Jeder Schauplatz enthält wichtige Informationen zum Mordfall, die jeweils mit einem Passwort freigeschaltet werden. Diese Passwörter findet man relativ einfach, zum Beispiel kann das die Nummer einer Strassenlampe am Bahnhof in Thun sein. Auf diesem Weg können die anfangs noch fünf Verdächtigen nach und nach reduziert werden, und der Täter kann gefunden werden.

Fragen über Fragen

Doch so simpel ist die Suche nicht. Auf der Jagd nach dem Täter wird man immer wieder vor Herausforderungen gestellt und auf falsche Fährten gelockt. Anfangs schien der Fall klar: Der eifersüchtige Ex-Mann der alten Dame hatte sie aus Rache umgebracht.

Doch der Ex-Mann ist längst nicht der einzige Verdächtige, der ein Motiv hat. Da gibt es beispielsweise noch die hoch verschuldete junge Putzfrau des Opfers oder Hannelore Burgunders Treuhänder, der nicht nur ehrliche Geschäfte macht. Bei der fünften Station in Därligen ist man noch nicht viel weiter als am Anfang: Es können alle gewesen sein.

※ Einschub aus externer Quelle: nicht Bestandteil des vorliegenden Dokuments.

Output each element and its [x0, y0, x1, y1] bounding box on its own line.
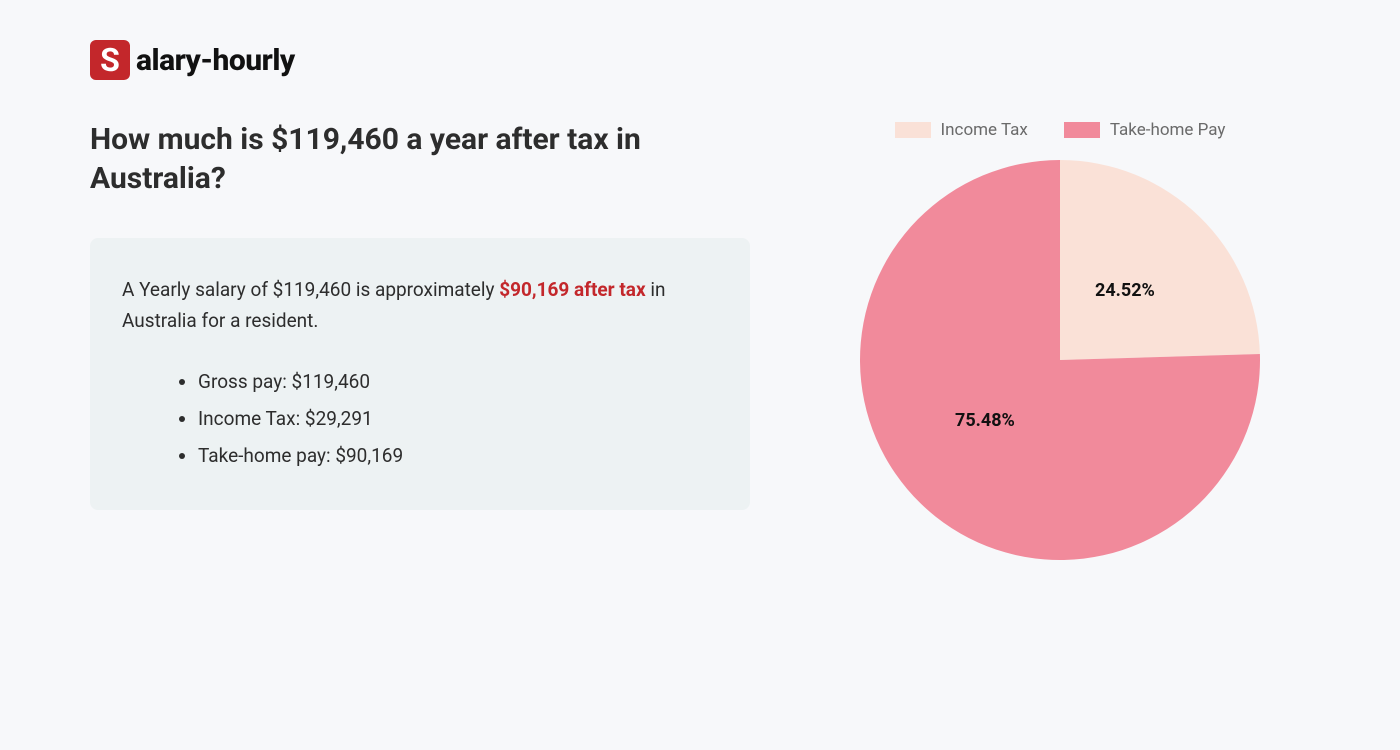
- legend-item: Take-home Pay: [1064, 120, 1226, 140]
- pie-label-0: 24.52%: [1095, 280, 1155, 301]
- list-item: Take-home pay: $90,169: [198, 437, 718, 474]
- legend-label: Income Tax: [941, 120, 1028, 140]
- logo: S alary-hourly: [90, 40, 1310, 80]
- pie-svg: [860, 160, 1260, 560]
- summary-prefix: A Yearly salary of $119,460 is approxima…: [122, 278, 499, 301]
- list-item: Income Tax: $29,291: [198, 400, 718, 437]
- list-item: Gross pay: $119,460: [198, 363, 718, 400]
- summary-highlight: $90,169 after tax: [499, 278, 645, 301]
- logo-text: alary-hourly: [136, 43, 295, 78]
- pie-chart: 24.52% 75.48%: [860, 160, 1260, 560]
- main-content: How much is $119,460 a year after tax in…: [90, 120, 1310, 560]
- page-title: How much is $119,460 a year after tax in…: [90, 120, 750, 198]
- details-list: Gross pay: $119,460 Income Tax: $29,291 …: [122, 363, 718, 474]
- summary-text: A Yearly salary of $119,460 is approxima…: [122, 274, 718, 337]
- pie-label-1: 75.48%: [955, 410, 1015, 431]
- legend-swatch: [895, 122, 931, 138]
- legend-item: Income Tax: [895, 120, 1028, 140]
- logo-icon: S: [90, 40, 130, 80]
- left-column: How much is $119,460 a year after tax in…: [90, 120, 750, 560]
- info-box: A Yearly salary of $119,460 is approxima…: [90, 238, 750, 510]
- chart-legend: Income Tax Take-home Pay: [895, 120, 1226, 140]
- right-column: Income Tax Take-home Pay 24.52% 75.48%: [810, 120, 1310, 560]
- legend-swatch: [1064, 122, 1100, 138]
- legend-label: Take-home Pay: [1110, 120, 1226, 140]
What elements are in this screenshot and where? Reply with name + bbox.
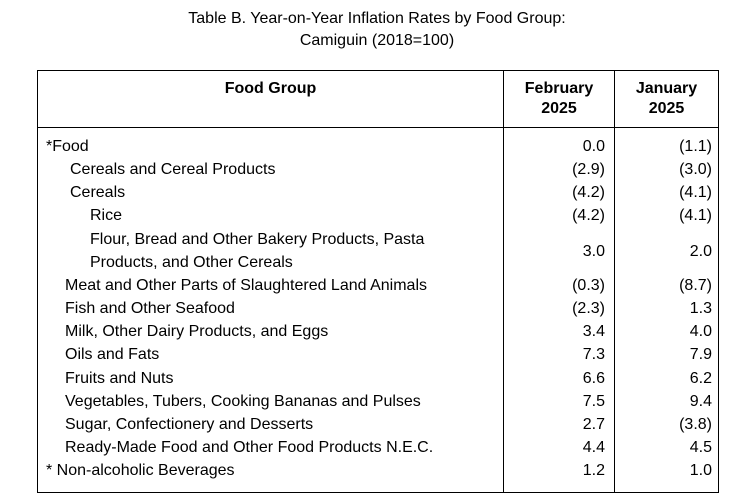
january-value: 7.9 (689, 346, 712, 363)
february-value: (2.3) (572, 300, 605, 317)
february-value: 3.0 (582, 243, 605, 260)
food-group-label: Ready-Made Food and Other Food Products … (65, 439, 434, 456)
column-divider (503, 71, 504, 492)
january-value: (3.0) (679, 161, 712, 178)
january-value: 9.4 (689, 393, 712, 410)
header-year: 2025 (648, 100, 685, 117)
table-subtitle: Camiguin (2018=100) (299, 32, 455, 49)
february-value: (0.3) (572, 277, 605, 294)
february-value: 7.3 (582, 346, 605, 363)
food-group-label: Cereals (70, 184, 126, 201)
column-divider (614, 71, 615, 492)
january-value: (1.1) (679, 138, 712, 155)
header-month: January (635, 80, 698, 97)
header-february-2025: February 2025 (504, 79, 614, 119)
header-january-2025: January 2025 (615, 79, 718, 119)
february-value: 1.2 (582, 462, 605, 479)
food-group-label: * Non-alcoholic Beverages (46, 462, 235, 479)
food-group-label: Cereals and Cereal Products (70, 161, 276, 178)
february-value: (4.2) (572, 207, 605, 224)
food-group-label-line1: Flour, Bread and Other Bakery Products, … (90, 231, 425, 248)
food-group-label: Meat and Other Parts of Slaughtered Land… (65, 277, 427, 294)
header-food-group: Food Group (224, 80, 317, 97)
february-value: 2.7 (582, 416, 605, 433)
food-group-label: Sugar, Confectionery and Desserts (65, 416, 314, 433)
january-value: 4.0 (689, 323, 712, 340)
header-month: February (524, 80, 594, 97)
february-value: 3.4 (582, 323, 605, 340)
food-group-label: Fruits and Nuts (65, 370, 174, 387)
food-group-label: Oils and Fats (65, 346, 160, 363)
january-value: 1.0 (689, 462, 712, 479)
table-row: Flour, Bread and Other Bakery Products, … (38, 228, 718, 274)
food-group-label: Fish and Other Seafood (65, 300, 235, 317)
food-group-label: Milk, Other Dairy Products, and Eggs (65, 323, 329, 340)
food-group-label: Rice (90, 207, 123, 224)
food-group-label-line2: Products, and Other Cereals (90, 254, 293, 271)
february-value: (4.2) (572, 184, 605, 201)
january-value: (3.8) (679, 416, 712, 433)
january-value: (4.1) (679, 184, 712, 201)
inflation-table: Food Group February 2025 January 2025 *F… (37, 70, 719, 493)
header-year: 2025 (541, 100, 577, 117)
february-value: (2.9) (572, 161, 605, 178)
january-value: (4.1) (679, 207, 712, 224)
february-value: 7.5 (582, 393, 605, 410)
january-value: 1.3 (689, 300, 712, 317)
january-value: (8.7) (679, 277, 712, 294)
february-value: 6.6 (582, 370, 605, 387)
food-group-label: Vegetables, Tubers, Cooking Bananas and … (65, 393, 421, 410)
january-value: 2.0 (689, 243, 712, 260)
february-value: 0.0 (582, 138, 605, 155)
january-value: 4.5 (689, 439, 712, 456)
february-value: 4.4 (582, 439, 605, 456)
header-divider (38, 127, 718, 128)
january-value: 6.2 (689, 370, 712, 387)
food-group-label: *Food (46, 138, 89, 155)
table-title: Table B. Year-on-Year Inflation Rates by… (188, 10, 566, 27)
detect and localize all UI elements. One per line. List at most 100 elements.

Während der Fahrten zu den Stationen geht es darum, die Hinweise richtig zu kombinieren. Ist Hannelore Burgunder an dem Nachmittag mit dem Schiff gefahren, oder machte sie einen Spaziergang? Konnte ihr Sohn zur ungefähren Tatzeit überhaupt am Tatort gewesen sein, oder ist er unschuldig? Und stimmt diese ermittelte Tatzeit überhaupt? Mit der Zeit lichtet sich der Nebel. Nach etwa 3,5 Stunden kann der Täter dingfest gemacht werden.